When we argue over six literal days we miss all of this. We miss the great truth that all of creation is rhythmic and our lives become full of chaos when we step outside that rhythm. Wonder why your life feels so chaotic? Check your rhythm with the rhythm God established.


There is more, much more to be found in Genesis 1 alone, much less Genesis as a whole. Are you missing the forest for the trees? Are you missing the story beyond the story? That’s why I don’t worry about six literal days, or how creation went down: it isn’t what’s most important here. What the story says about my story and our story is what is important. 

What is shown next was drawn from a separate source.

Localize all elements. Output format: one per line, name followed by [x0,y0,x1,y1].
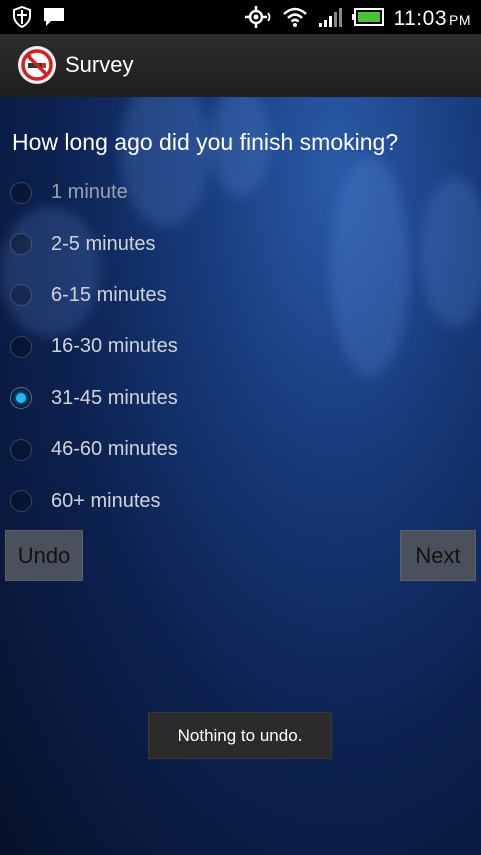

Switch gears now. Where does science factor into all of this? Despite what Ken Ham says, I’m not sure the Bible tries to give answers to the dinosaurs and all of that (I know, I know, Behemoth and Leviathan; but could they have just been really big animals such as an elephant or something? Either way, it isn’t definitive proof, no matter what the Creation Museum says). By remaining vague, Genesis leaves ample room for scientific theory and/or fact. If a “day” is not meant as a 24 hour period, then could it carry billions or years within those three letters? Faith and science need not be exclusive, nor, do I believe, do they need each other to survive. Many people fight against science, evolution and the like because they are terrified that science will prove their faith a fraud. So they ignorantly deny science as “out to get them,” when nothing could be further from the truth. Our faith is based on Jesus Christ crucified and risen, not on our view of Creation (or anything else, for that matter). The power of the Creation story lies, not in its literal fact, but in its story of rhythm, of rest, of a God who creates for relationship, and that that relationship has a rhythm of its own which must be maintained if we are to live fully and completely human lives. 


shalom, matt

1 comments:

Brad Polley said...

You heretic. Everyone knows that God put Moses into a deep sleep and used his hand to pen the words of Genesis.